Es kann daher nach dem Wortlaut der Urkunde nur von dem geringeren Umfang der Vollmacht ausgegangen werden. Der Umfang der Vollmacht ist geringer, wenn man sie auf einen dinglichen Ausschluss beschränkt sieht, da der Veräußerer in diesem Fall weitergehend gesichert ist.
Es kann dahinstehen, ob diese Unklarheit eine offensichtliche Unrichtigkeit im Sinne von § 44a Abs. 2 BeurkG darstellt. Die Klarstellung im Schreiben vom 19.12.2011 entspricht nämlich schon nicht den Anforderungen an einen solchen Nachtragsvermerk.
Da die Abtretbarkeit der Grundschuld in der Urkunde vom 9.12.2011 nur schuldrechtlich ausgeschlossen wurde, ist die Grundschuldbestellung von der eingeschränkt auszulegenden Vollmacht nicht gedeckt.
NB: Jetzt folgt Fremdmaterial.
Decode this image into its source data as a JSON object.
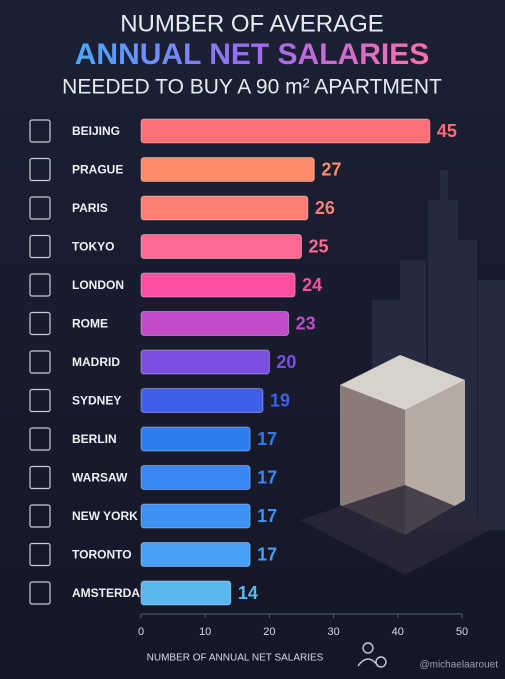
{
  "chart_data": {
    "type": "bar",
    "orientation": "horizontal",
    "title_lines": [
      "NUMBER OF AVERAGE",
      "ANNUAL NET SALARIES",
      "NEEDED TO BUY A 90 m² APARTMENT"
    ],
    "categories": [
      "BEIJING",
      "PRAGUE",
      "PARIS",
      "TOKYO",
      "LONDON",
      "ROME",
      "MADRID",
      "SYDNEY",
      "BERLIN",
      "WARSAW",
      "NEW YORK",
      "TORONTO",
      "AMSTERDAM"
    ],
    "values": [
      45,
      27,
      26,
      25,
      24,
      23,
      20,
      19,
      17,
      17,
      17,
      17,
      14
    ],
    "colors": [
      "#ff6f78",
      "#ff8c68",
      "#ff7d72",
      "#ff6a92",
      "#ff4fa3",
      "#c04cc8",
      "#7a4fe0",
      "#3f5fe8",
      "#2f7cf0",
      "#3887f4",
      "#3e90f5",
      "#48a0f6",
      "#5ab8ee"
    ],
    "xlim": [
      0,
      50
    ],
    "xticks": [
      0,
      10,
      20,
      30,
      40,
      50
    ],
    "xlabel": "NUMBER OF ANNUAL NET SALARIES",
    "watermark": "@michaelaarouet"
  }
}
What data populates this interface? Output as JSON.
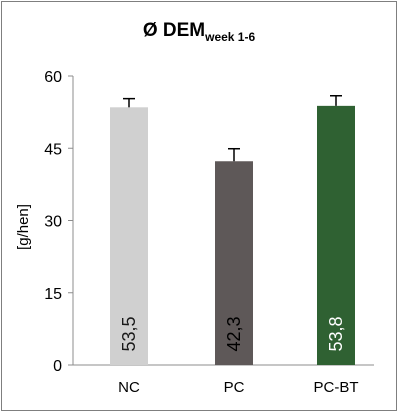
{
  "chart_data": {
    "type": "bar",
    "title": "Ø DEM",
    "title_subscript": "week 1-6",
    "ylabel": "[g/hen]",
    "xlabel": "",
    "ylim": [
      0,
      60
    ],
    "yticks": [
      0,
      15,
      30,
      45,
      60
    ],
    "ytick_labels": [
      "0",
      "15",
      "30",
      "45",
      "60"
    ],
    "grid": false,
    "legend": "none",
    "categories": [
      "NC",
      "PC",
      "PC-BT"
    ],
    "values": [
      53.5,
      42.3,
      53.8
    ],
    "error_bars": [
      1.8,
      2.6,
      2.1
    ],
    "data_labels": [
      "53,5",
      "42,3",
      "53,8"
    ],
    "colors": [
      "#d0d0d0",
      "#5e5858",
      "#2f6132"
    ],
    "data_label_colors": [
      "#1a1a1a",
      "#000000",
      "#ffffff"
    ]
  }
}
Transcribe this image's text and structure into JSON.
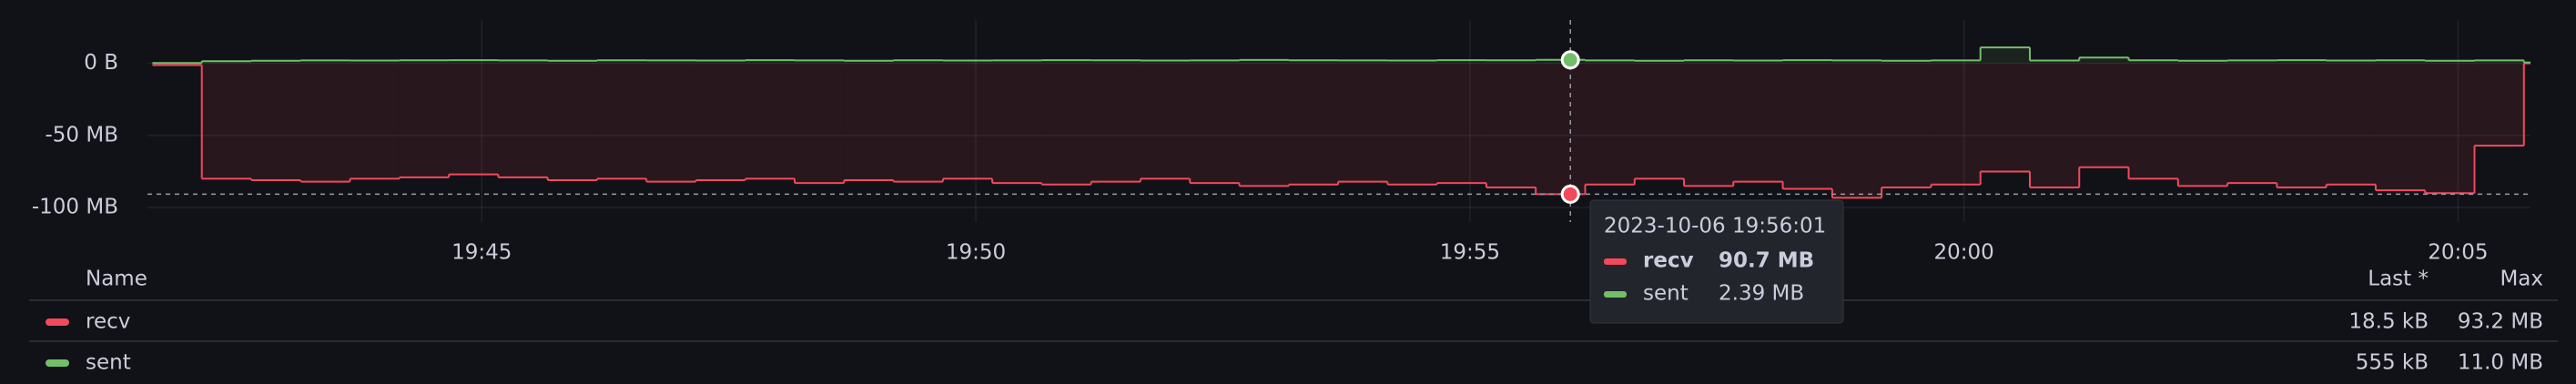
{
  "chart_data": {
    "type": "step-area",
    "x": [
      "19:41:40",
      "19:42:10",
      "19:42:40",
      "19:43:10",
      "19:43:40",
      "19:44:10",
      "19:44:40",
      "19:45:10",
      "19:45:40",
      "19:46:10",
      "19:46:40",
      "19:47:10",
      "19:47:40",
      "19:48:10",
      "19:48:40",
      "19:49:10",
      "19:49:40",
      "19:50:10",
      "19:50:40",
      "19:51:10",
      "19:51:40",
      "19:52:10",
      "19:52:40",
      "19:53:10",
      "19:53:40",
      "19:54:10",
      "19:54:40",
      "19:55:10",
      "19:55:40",
      "19:56:10",
      "19:56:40",
      "19:57:10",
      "19:57:40",
      "19:58:10",
      "19:58:40",
      "19:59:10",
      "19:59:40",
      "20:00:10",
      "20:00:40",
      "20:01:10",
      "20:01:40",
      "20:02:10",
      "20:02:40",
      "20:03:10",
      "20:03:40",
      "20:04:10",
      "20:04:40",
      "20:05:10",
      "20:05:40"
    ],
    "series": [
      {
        "name": "recv",
        "color": "#f2495c",
        "values": [
          -1.2,
          -80,
          -81,
          -82,
          -80,
          -79,
          -77,
          -79,
          -81,
          -80,
          -82,
          -81,
          -80,
          -83,
          -81,
          -82,
          -80,
          -83,
          -84,
          -82,
          -80,
          -83,
          -85,
          -84,
          -82,
          -84,
          -83,
          -86,
          -90.7,
          -84,
          -80,
          -85,
          -82,
          -87,
          -93.2,
          -86,
          -84,
          -75,
          -86,
          -72,
          -80,
          -85,
          -83,
          -86,
          -84,
          -88,
          -90,
          -57,
          -0.0185
        ]
      },
      {
        "name": "sent",
        "color": "#73bf69",
        "values": [
          0.2,
          1.5,
          1.8,
          2.0,
          1.9,
          2.1,
          2.2,
          2.0,
          1.8,
          2.1,
          2.0,
          1.9,
          2.2,
          2.0,
          1.8,
          2.1,
          1.9,
          2.0,
          2.2,
          2.1,
          1.9,
          2.0,
          2.3,
          2.1,
          2.0,
          1.9,
          2.2,
          2.1,
          2.39,
          2.0,
          1.8,
          2.1,
          1.9,
          2.2,
          2.0,
          1.8,
          2.0,
          11.0,
          1.9,
          4.0,
          2.1,
          1.8,
          2.0,
          2.2,
          1.9,
          2.1,
          1.8,
          2.0,
          0.555
        ]
      }
    ],
    "xlim": [
      "19:41:37",
      "20:05:44"
    ],
    "xticks": [
      "19:45",
      "19:50",
      "19:55",
      "20:00",
      "20:05"
    ],
    "ylim": [
      -110,
      30
    ],
    "yticks": [
      {
        "value": 0,
        "label": "0 B"
      },
      {
        "value": -50,
        "label": "-50 MB"
      },
      {
        "value": -100,
        "label": "-100 MB"
      }
    ],
    "grid": true,
    "legend": {
      "columns": [
        "Name",
        "Last *",
        "Max"
      ],
      "rows": [
        {
          "last": "18.5 kB",
          "max": "93.2 MB"
        },
        {
          "last": "555 kB",
          "max": "11.0 MB"
        }
      ]
    },
    "tooltip": {
      "time": "2023-10-06 19:56:01",
      "values": [
        "90.7 MB",
        "2.39 MB"
      ]
    }
  }
}
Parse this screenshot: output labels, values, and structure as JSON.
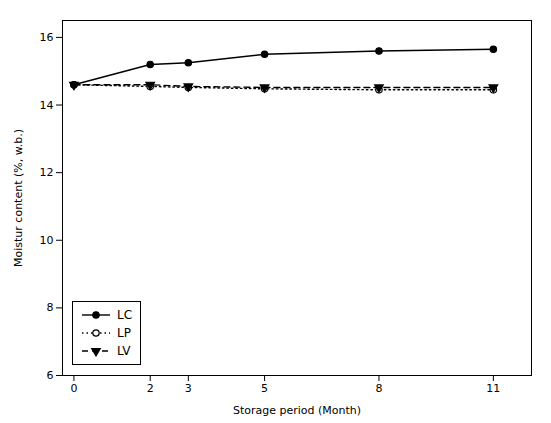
{
  "chart_data": {
    "type": "line",
    "xlabel": "Storage period (Month)",
    "ylabel": "Moistur content (%, w.b.)",
    "x": [
      0,
      2,
      3,
      5,
      8,
      11
    ],
    "series": [
      {
        "name": "LC",
        "color": "#000000",
        "values": [
          14.6,
          15.2,
          15.25,
          15.5,
          15.6,
          15.65
        ],
        "marker": "circle",
        "line_style": "solid"
      },
      {
        "name": "LP",
        "color": "#000000",
        "values": [
          14.6,
          14.55,
          14.52,
          14.48,
          14.45,
          14.45
        ],
        "marker": "open circle",
        "line_style": "dotted"
      },
      {
        "name": "LV",
        "color": "#000000",
        "values": [
          14.6,
          14.6,
          14.55,
          14.52,
          14.52,
          14.52
        ],
        "marker": "triangle-down",
        "line_style": "dashed"
      }
    ],
    "xlim": [
      -0.3,
      12
    ],
    "ylim": [
      6,
      16.5
    ],
    "xticks": [
      0,
      2,
      3,
      5,
      8,
      11
    ],
    "yticks": [
      6,
      8,
      10,
      12,
      14,
      16
    ],
    "legend": "lower left",
    "grid": false
  }
}
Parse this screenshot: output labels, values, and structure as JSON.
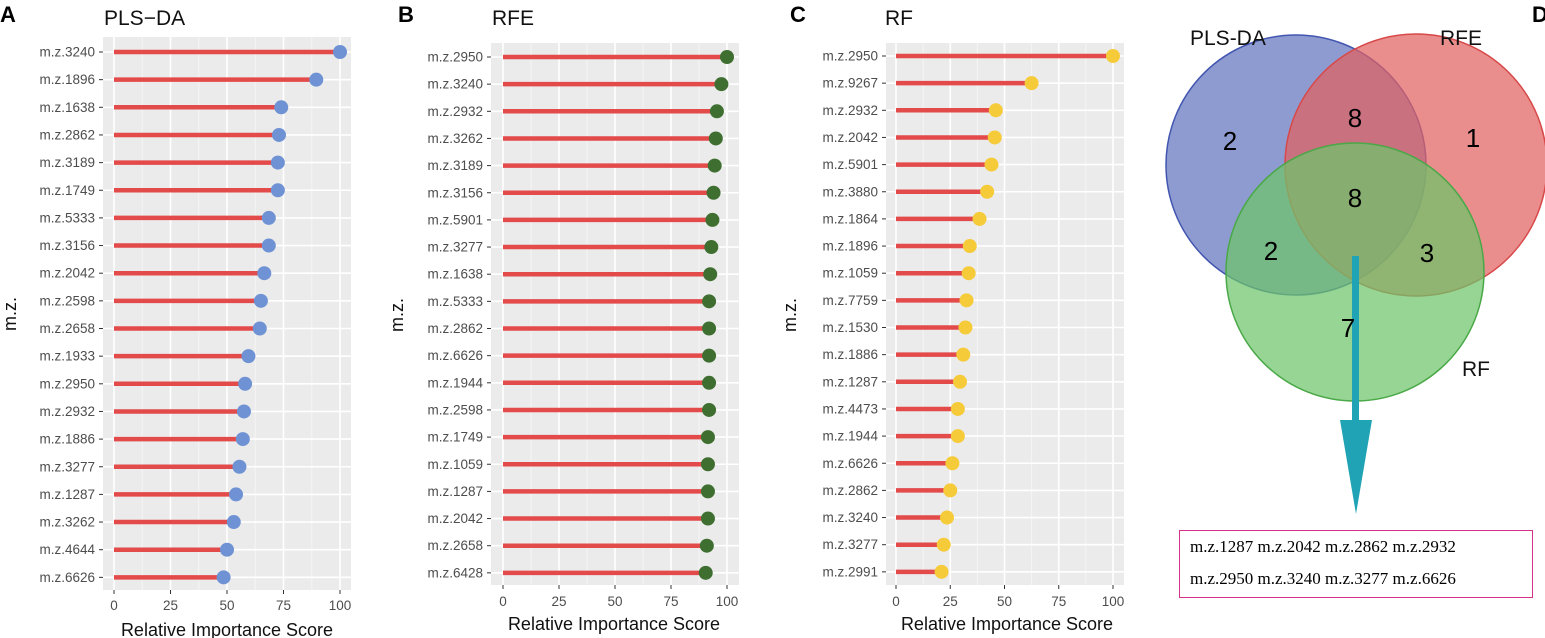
{
  "chart_data": [
    {
      "type": "lollipop",
      "panel": "A",
      "title": "PLS−DA",
      "xlabel": "Relative Importance Score",
      "ylabel": "m.z.",
      "xlim": [
        0,
        100
      ],
      "xticks": [
        0,
        25,
        50,
        75,
        100
      ],
      "xtick_labels": [
        "0",
        "25",
        "50",
        "75",
        "100"
      ],
      "stick_color": "#e34a4a",
      "point_color": "#6e92d4",
      "categories": [
        "m.z.3240",
        "m.z.1896",
        "m.z.1638",
        "m.z.2862",
        "m.z.3189",
        "m.z.1749",
        "m.z.5333",
        "m.z.3156",
        "m.z.2042",
        "m.z.2598",
        "m.z.2658",
        "m.z.1933",
        "m.z.2950",
        "m.z.2932",
        "m.z.1886",
        "m.z.3277",
        "m.z.1287",
        "m.z.3262",
        "m.z.4644",
        "m.z.6626"
      ],
      "values": [
        100,
        89.5,
        74,
        73,
        72.5,
        72.5,
        68.5,
        68.5,
        66.5,
        65,
        64.5,
        59.5,
        58,
        57.5,
        57,
        55.5,
        54,
        53,
        50,
        48.5
      ]
    },
    {
      "type": "lollipop",
      "panel": "B",
      "title": "RFE",
      "xlabel": "Relative Importance Score",
      "ylabel": "m.z.",
      "xlim": [
        0,
        100
      ],
      "xticks": [
        0,
        25,
        50,
        75,
        100
      ],
      "xtick_labels": [
        "0",
        "25",
        "50",
        "75",
        "100"
      ],
      "stick_color": "#e34a4a",
      "point_color": "#3f6f30",
      "categories": [
        "m.z.2950",
        "m.z.3240",
        "m.z.2932",
        "m.z.3262",
        "m.z.3189",
        "m.z.3156",
        "m.z.5901",
        "m.z.3277",
        "m.z.1638",
        "m.z.5333",
        "m.z.2862",
        "m.z.6626",
        "m.z.1944",
        "m.z.2598",
        "m.z.1749",
        "m.z.1059",
        "m.z.1287",
        "m.z.2042",
        "m.z.2658",
        "m.z.6428"
      ],
      "values": [
        100,
        97.5,
        95.5,
        95,
        94.5,
        94,
        93.5,
        93,
        92.5,
        92,
        92,
        92,
        92,
        92,
        91.5,
        91.5,
        91.5,
        91.5,
        91,
        90.5
      ]
    },
    {
      "type": "lollipop",
      "panel": "C",
      "title": "RF",
      "xlabel": "Relative Importance Score",
      "ylabel": "m.z.",
      "xlim": [
        0,
        100
      ],
      "xticks": [
        0,
        25,
        50,
        75,
        100
      ],
      "xtick_labels": [
        "0",
        "25",
        "50",
        "75",
        "100"
      ],
      "stick_color": "#e34a4a",
      "point_color": "#f6cb3a",
      "categories": [
        "m.z.2950",
        "m.z.9267",
        "m.z.2932",
        "m.z.2042",
        "m.z.5901",
        "m.z.3880",
        "m.z.1864",
        "m.z.1896",
        "m.z.1059",
        "m.z.7759",
        "m.z.1530",
        "m.z.1886",
        "m.z.1287",
        "m.z.4473",
        "m.z.1944",
        "m.z.6626",
        "m.z.2862",
        "m.z.3240",
        "m.z.3277",
        "m.z.2991"
      ],
      "values": [
        100,
        62.5,
        46,
        45.5,
        44,
        42,
        38.5,
        34,
        33.5,
        32.5,
        32,
        31,
        29.5,
        28.5,
        28.5,
        26,
        25,
        23.5,
        22,
        21
      ]
    },
    {
      "type": "venn",
      "panel": "D",
      "sets": [
        {
          "name": "PLS-DA",
          "color": "#5266b8"
        },
        {
          "name": "RFE",
          "color": "#e26161"
        },
        {
          "name": "RF",
          "color": "#6ec56a"
        }
      ],
      "regions": {
        "PLS-DA_only": 2,
        "RFE_only": 1,
        "PLS-DA_RFE": 8,
        "PLS-DA_RFE_RF": 8,
        "PLS-DA_RF": 2,
        "RFE_RF": 3,
        "RF_only": 7
      },
      "arrow_color": "#1fa3b5"
    }
  ],
  "panels": {
    "A": {
      "letter": "A",
      "title": "PLS−DA"
    },
    "B": {
      "letter": "B",
      "title": "RFE"
    },
    "C": {
      "letter": "C",
      "title": "RF"
    },
    "D": {
      "letter": "D"
    }
  },
  "venn": {
    "set_labels": [
      "PLS-DA",
      "RFE",
      "RF"
    ],
    "counts": {
      "pls_only": "2",
      "rfe_only": "1",
      "pls_rfe": "8",
      "center": "8",
      "pls_rf": "2",
      "rfe_rf": "3",
      "rf_only": "7"
    }
  },
  "common_features": {
    "line1": "m.z.1287 m.z.2042 m.z.2862 m.z.2932",
    "line2": "m.z.2950 m.z.3240 m.z.3277 m.z.6626"
  }
}
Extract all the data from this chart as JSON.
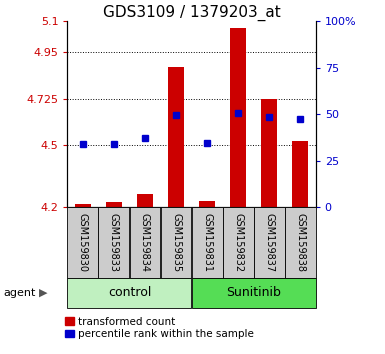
{
  "title": "GDS3109 / 1379203_at",
  "samples": [
    "GSM159830",
    "GSM159833",
    "GSM159834",
    "GSM159835",
    "GSM159831",
    "GSM159832",
    "GSM159837",
    "GSM159838"
  ],
  "red_values": [
    4.215,
    4.225,
    4.265,
    4.88,
    4.23,
    5.065,
    4.725,
    4.52
  ],
  "blue_values": [
    4.505,
    4.505,
    4.535,
    4.645,
    4.51,
    4.655,
    4.635,
    4.625
  ],
  "ylim_left": [
    4.2,
    5.1
  ],
  "ylim_right": [
    0,
    100
  ],
  "yticks_left": [
    4.2,
    4.5,
    4.725,
    4.95,
    5.1
  ],
  "yticks_right": [
    0,
    25,
    50,
    75,
    100
  ],
  "ytick_labels_left": [
    "4.2",
    "4.5",
    "4.725",
    "4.95",
    "5.1"
  ],
  "ytick_labels_right": [
    "0",
    "25",
    "50",
    "75",
    "100%"
  ],
  "groups": [
    {
      "label": "control",
      "indices": [
        0,
        1,
        2,
        3
      ],
      "color": "#c0f0c0"
    },
    {
      "label": "Sunitinib",
      "indices": [
        4,
        5,
        6,
        7
      ],
      "color": "#55dd55"
    }
  ],
  "bar_bottom": 4.2,
  "red_color": "#cc0000",
  "blue_color": "#0000cc",
  "title_fontsize": 11,
  "tick_fontsize": 8,
  "label_fontsize": 7,
  "group_fontsize": 9,
  "legend_fontsize": 7.5
}
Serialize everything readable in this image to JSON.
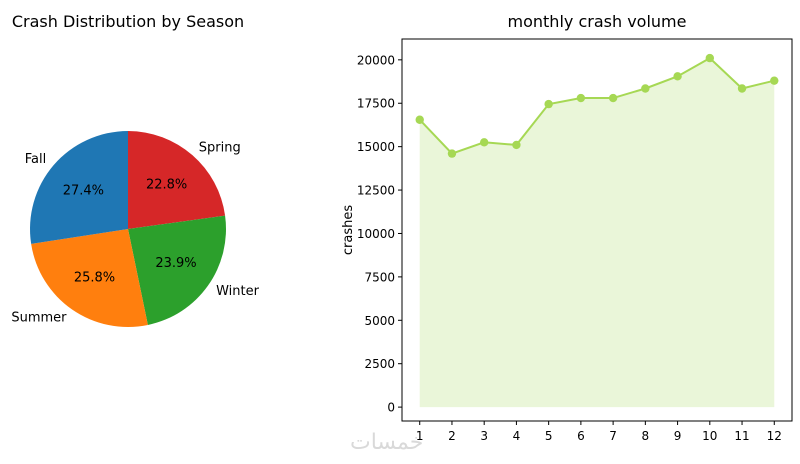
{
  "watermark": "خمسات",
  "chart_data": [
    {
      "type": "pie",
      "title": "Crash Distribution by Season",
      "labels": [
        "Spring",
        "Winter",
        "Summer",
        "Fall"
      ],
      "values": [
        22.8,
        23.9,
        25.8,
        27.4
      ],
      "percent_labels": [
        "22.8%",
        "23.9%",
        "25.8%",
        "27.4%"
      ],
      "colors": [
        "#d62728",
        "#2ca02c",
        "#ff7f0e",
        "#1f77b4"
      ],
      "start_angle_deg": 90,
      "direction": "clockwise"
    },
    {
      "type": "area",
      "title": "monthly crash volume",
      "xlabel": "",
      "ylabel": "crashes",
      "x": [
        1,
        2,
        3,
        4,
        5,
        6,
        7,
        8,
        9,
        10,
        11,
        12
      ],
      "values": [
        16550,
        14600,
        15250,
        15100,
        17450,
        17800,
        17800,
        18350,
        19050,
        20100,
        18350,
        18800
      ],
      "ylim": [
        -800,
        21200
      ],
      "yticks": [
        0,
        2500,
        5000,
        7500,
        10000,
        12500,
        15000,
        17500,
        20000
      ],
      "ytick_labels": [
        "0",
        "2500",
        "5000",
        "7500",
        "10000",
        "12500",
        "15000",
        "17500",
        "20000"
      ],
      "xtick_labels": [
        "1",
        "2",
        "3",
        "4",
        "5",
        "6",
        "7",
        "8",
        "9",
        "10",
        "11",
        "12"
      ],
      "line_color": "#a6d854",
      "fill_color": "#eaf6d9",
      "grid": false
    }
  ]
}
3. Die Möglichkeit der Beseitigung des Hindernisses durch Vorlage eines Nachtrags zur Bewilligung, wie vom Amtsgericht zunächst in der Zwischenverfügung angeführt, besteht nicht, da damit das Hindernis nicht mit Wirkung ex tunc beseitigt werden kann. Insofern war die Zwischenverfügung daher aufzuheben.
III.
Die Bestimmung des Geschäftswertes bemisst sich nach dem Aufwand für die Beseitigung des Eintragungshindernisses (§ 131 Abs. 1 und 4 i.V.m. § 30 Abs. 1 KostO), die Festsetzung selbst beruht auf § 31 Abs. 1 Nr. 1 KostO.
Eine Kostenentscheidung ist nicht veranlasst.
Die Rechtsbeschwerde ist nicht zuzulassen, weil die Zulassungsvoraussetzungen (§ 78 Abs. 2 GBO) nicht vorliegen.